Rinus lag net zo te malen in zijn bedje. Hij sloeg zichzelf minstens net zo vaak voor de kop, als dat anderen schaapjes lagen te tellen. Dus de slaap vatten was geen sinecure. Hoe had hij dit zo toch faliekant kunnen missen?
Nadat het duidelijk was geworden, dat hij de slaap zo echt niet vatten kon; stond hij op en liep terug naar het bureau. Onder de carport haalde hij zijn reusachtig snelle fiets van het slot en fietste weg. Het ingezeten zadel gaf hem wat meer rust; hij besefte nu pas; dat hij te lang niet meer gefietst had.

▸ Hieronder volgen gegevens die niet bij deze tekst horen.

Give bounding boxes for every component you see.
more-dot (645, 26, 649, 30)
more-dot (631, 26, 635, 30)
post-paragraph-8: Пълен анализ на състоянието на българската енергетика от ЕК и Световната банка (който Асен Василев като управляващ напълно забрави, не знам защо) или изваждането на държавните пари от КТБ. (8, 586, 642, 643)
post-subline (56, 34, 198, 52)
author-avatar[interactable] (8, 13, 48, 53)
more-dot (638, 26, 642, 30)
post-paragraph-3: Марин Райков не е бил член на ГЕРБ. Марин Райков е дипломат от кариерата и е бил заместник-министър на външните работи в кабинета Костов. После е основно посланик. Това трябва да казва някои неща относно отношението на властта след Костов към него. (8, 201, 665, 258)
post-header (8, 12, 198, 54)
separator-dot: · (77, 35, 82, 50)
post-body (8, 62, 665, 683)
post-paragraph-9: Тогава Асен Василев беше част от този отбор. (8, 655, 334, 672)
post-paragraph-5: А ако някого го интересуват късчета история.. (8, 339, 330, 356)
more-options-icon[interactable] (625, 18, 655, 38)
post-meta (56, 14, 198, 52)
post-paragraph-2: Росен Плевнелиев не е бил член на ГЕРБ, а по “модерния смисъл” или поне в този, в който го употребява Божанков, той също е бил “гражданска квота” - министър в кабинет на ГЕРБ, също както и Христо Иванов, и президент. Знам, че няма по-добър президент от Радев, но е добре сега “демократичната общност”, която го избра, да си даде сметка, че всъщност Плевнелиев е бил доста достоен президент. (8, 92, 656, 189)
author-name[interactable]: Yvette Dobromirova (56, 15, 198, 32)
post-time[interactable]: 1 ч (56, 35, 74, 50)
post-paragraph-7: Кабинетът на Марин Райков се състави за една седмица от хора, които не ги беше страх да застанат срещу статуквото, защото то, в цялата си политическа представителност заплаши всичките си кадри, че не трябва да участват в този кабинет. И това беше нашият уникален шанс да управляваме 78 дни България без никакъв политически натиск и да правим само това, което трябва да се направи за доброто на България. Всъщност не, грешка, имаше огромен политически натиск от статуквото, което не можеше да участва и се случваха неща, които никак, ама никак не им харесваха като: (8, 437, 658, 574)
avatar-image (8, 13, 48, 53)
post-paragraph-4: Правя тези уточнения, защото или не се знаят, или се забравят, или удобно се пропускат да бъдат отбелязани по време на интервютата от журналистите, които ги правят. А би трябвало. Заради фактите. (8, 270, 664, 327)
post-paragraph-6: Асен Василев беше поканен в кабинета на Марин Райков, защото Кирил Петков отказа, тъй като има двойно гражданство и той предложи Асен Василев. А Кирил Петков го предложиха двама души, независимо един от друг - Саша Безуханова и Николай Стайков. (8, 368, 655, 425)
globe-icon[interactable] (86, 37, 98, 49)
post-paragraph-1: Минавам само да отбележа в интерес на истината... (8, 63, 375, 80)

Op de Zeedijk fietste hij gedachteloos in een menselijk en dus voor zijn fiets in een zeer rustig tempo naar de rotonde, die hij voor driekwart nam. Onbewust maar ook weer niet reed hij richting Middelburg. Hij kon zijn blunder dan wel niet goed maken, zo besefte hij wel degelijk. Maar alles te weten te komen over de Koepoort en wat voor een poort dat in werkelijkheid was; zou het weerzien met zijn Chef in ieder geval wellicht wat minder moeilijk maken. En Chef had gelijk, dat hij de Raaf een welgemeende verontschuldiging schuldig was. En daar op het donkere fietspad van de polder omzoomd door aan weerszijden populieren, besloot hij om ook niks te zeggen over zijn fiets. Had ie die meegenomen, in de lijkwagen had dat namelijk gemakkelijk gekund, dan had ie in een oogwenk heen en weer kunnen fietsen voor die kruiden.
“Nee, de fiets laten we erbuiten”, zei Rinus en stond in no time voor de Koepoort in Middelburg.